Despite the power and sound improvements of this project, I got discouraged about the electrical problems and the bike's lack of a title, and decided to install suspension from a 1977 RM125 motocrosser to make a cheap, powerful dirt bike. The second photo shows the results of that decision. RM forks, RM shocks on the GT swingarm, purple tank from an earlier GT (cap didn't leak on that one), no rear fender, bald street tire on back, and note the shocks' gas reservoirs hose-clamped to the passenger pegs. Purple and yellow. Man.
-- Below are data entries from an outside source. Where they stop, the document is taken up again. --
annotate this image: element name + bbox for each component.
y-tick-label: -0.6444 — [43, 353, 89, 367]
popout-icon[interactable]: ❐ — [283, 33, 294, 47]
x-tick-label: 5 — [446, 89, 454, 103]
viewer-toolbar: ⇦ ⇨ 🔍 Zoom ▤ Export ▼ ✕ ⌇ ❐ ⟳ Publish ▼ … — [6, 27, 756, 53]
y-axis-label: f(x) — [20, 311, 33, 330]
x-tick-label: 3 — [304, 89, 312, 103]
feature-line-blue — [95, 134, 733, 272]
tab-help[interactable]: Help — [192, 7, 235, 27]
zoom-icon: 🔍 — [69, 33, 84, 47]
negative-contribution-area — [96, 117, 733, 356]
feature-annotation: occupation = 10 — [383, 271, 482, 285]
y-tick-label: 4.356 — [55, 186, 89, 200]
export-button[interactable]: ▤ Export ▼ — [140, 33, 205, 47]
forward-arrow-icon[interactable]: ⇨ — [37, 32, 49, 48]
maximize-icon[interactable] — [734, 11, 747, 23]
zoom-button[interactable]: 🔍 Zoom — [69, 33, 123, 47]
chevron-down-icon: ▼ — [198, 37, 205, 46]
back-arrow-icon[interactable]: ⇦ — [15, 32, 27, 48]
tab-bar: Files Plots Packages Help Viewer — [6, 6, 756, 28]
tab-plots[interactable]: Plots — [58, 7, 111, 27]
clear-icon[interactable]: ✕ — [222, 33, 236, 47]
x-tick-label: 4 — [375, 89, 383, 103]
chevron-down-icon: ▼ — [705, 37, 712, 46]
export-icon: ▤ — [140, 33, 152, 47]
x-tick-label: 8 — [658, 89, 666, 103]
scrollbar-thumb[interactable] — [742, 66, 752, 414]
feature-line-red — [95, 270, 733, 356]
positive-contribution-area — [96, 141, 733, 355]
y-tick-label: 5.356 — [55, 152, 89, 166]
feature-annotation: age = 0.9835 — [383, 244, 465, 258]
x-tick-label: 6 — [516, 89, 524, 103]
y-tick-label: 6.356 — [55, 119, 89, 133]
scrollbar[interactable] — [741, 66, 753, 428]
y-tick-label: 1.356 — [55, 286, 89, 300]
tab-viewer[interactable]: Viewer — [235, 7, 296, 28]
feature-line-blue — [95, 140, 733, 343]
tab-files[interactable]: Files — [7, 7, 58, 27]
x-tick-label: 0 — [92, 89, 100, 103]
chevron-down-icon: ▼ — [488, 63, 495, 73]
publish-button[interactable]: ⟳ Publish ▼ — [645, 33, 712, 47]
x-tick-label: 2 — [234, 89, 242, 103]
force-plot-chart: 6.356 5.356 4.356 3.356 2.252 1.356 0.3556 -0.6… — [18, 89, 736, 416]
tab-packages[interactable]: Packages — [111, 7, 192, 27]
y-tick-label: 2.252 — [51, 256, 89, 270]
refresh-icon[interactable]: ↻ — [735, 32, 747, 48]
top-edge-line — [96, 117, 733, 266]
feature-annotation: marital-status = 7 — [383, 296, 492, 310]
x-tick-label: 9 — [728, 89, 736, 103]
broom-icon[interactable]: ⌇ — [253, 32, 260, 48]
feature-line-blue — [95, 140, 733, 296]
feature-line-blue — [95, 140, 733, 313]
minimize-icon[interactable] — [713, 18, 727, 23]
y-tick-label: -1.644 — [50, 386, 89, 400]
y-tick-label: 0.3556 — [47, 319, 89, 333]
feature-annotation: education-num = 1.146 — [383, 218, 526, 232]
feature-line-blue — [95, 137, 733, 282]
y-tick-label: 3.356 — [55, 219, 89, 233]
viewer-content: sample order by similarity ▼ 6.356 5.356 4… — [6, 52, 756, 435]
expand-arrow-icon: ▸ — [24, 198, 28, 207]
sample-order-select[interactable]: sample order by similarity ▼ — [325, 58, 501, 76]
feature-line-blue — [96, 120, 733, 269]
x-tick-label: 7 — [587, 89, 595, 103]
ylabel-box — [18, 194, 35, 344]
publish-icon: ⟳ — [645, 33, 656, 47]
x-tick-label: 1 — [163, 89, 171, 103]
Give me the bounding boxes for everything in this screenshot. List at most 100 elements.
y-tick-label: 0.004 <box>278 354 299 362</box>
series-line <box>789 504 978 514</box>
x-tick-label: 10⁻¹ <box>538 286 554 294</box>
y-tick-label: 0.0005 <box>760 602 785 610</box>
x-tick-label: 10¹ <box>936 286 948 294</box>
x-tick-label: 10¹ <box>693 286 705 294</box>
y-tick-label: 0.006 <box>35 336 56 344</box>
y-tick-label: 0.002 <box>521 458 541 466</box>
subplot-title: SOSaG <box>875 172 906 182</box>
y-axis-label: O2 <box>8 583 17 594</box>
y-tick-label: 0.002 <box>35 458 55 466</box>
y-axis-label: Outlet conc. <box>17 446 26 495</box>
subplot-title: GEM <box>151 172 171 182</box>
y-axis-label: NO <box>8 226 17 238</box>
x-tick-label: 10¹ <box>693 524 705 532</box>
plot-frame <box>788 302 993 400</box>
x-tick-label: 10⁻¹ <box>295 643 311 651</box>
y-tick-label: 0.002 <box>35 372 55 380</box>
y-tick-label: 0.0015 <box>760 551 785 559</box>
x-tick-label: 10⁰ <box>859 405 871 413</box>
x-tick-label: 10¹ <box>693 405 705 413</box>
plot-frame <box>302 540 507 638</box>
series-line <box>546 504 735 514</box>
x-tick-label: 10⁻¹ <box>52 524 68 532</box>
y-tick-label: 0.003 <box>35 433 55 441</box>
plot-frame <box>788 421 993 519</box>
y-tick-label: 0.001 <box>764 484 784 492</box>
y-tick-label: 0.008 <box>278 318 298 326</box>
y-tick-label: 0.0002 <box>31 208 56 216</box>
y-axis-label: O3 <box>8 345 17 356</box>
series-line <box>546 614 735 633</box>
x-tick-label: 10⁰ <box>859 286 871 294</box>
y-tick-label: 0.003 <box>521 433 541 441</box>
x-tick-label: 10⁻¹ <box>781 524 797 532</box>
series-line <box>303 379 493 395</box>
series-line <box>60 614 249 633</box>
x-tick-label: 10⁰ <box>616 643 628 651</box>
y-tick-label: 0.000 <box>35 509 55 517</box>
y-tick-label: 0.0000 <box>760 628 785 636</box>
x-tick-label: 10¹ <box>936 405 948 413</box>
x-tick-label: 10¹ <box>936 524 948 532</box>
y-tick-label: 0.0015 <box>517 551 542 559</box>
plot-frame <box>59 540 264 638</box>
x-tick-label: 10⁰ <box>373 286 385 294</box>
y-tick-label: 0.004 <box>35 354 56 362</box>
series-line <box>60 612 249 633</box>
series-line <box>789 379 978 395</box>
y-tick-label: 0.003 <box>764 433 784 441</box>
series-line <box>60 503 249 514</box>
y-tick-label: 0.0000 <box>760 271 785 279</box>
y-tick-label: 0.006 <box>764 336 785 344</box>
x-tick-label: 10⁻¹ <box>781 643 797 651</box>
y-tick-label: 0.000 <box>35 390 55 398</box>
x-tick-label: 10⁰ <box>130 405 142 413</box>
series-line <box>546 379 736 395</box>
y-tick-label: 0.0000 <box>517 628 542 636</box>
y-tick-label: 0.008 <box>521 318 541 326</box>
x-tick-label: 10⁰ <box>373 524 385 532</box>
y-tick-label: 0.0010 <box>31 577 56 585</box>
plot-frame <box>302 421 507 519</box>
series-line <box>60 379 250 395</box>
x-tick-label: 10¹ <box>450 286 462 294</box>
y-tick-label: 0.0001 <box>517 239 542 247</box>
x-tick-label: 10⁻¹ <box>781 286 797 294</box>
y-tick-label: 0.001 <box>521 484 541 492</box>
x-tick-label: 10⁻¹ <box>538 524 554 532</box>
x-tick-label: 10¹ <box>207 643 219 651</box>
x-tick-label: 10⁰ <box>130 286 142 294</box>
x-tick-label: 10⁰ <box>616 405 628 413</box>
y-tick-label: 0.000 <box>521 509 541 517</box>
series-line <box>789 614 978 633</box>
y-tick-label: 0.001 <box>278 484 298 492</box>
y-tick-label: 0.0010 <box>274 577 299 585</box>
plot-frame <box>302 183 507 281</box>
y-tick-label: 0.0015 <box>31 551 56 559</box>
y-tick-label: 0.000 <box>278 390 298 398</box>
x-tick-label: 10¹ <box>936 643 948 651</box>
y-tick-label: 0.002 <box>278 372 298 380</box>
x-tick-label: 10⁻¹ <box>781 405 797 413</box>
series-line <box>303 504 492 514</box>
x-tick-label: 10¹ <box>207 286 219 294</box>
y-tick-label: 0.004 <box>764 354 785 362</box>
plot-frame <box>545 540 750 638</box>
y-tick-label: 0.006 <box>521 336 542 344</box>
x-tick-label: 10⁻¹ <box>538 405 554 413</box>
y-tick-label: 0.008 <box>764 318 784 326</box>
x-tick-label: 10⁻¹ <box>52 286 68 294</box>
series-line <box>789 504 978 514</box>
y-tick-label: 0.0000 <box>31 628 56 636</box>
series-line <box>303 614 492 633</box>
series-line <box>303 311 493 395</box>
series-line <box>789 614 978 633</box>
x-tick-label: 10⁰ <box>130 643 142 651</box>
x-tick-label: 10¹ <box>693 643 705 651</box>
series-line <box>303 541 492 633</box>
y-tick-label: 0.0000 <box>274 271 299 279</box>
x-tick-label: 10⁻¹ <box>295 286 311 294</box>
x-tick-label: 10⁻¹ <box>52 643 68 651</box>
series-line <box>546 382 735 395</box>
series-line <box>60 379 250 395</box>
The third photo shows the off-road GT in action. It really was a fun bike. The suspension was too soft for the weight, but it would do wheelies easily in four of its six gears, it sounded great with the chambers on and it could climb any hill you'd throw at it--as long as it was dry. If the jumps weren't too steep-faced, you could fly and land it pretty well too. The brown discoloration was a cloud of disapproval and disgust from the proper motocross kids at the track that day.
A few months later, the motor quit running. I think it needed crankcase seals and an overhaul in general. I scrapped it. I regret that heartily to this day. I really wish I'd have kept it as a street bike and repaired it, or at least developed it further as a dirt bike and repaired it, but I gave up too easily. It had a lot of character. There's a lesson in there somewhere.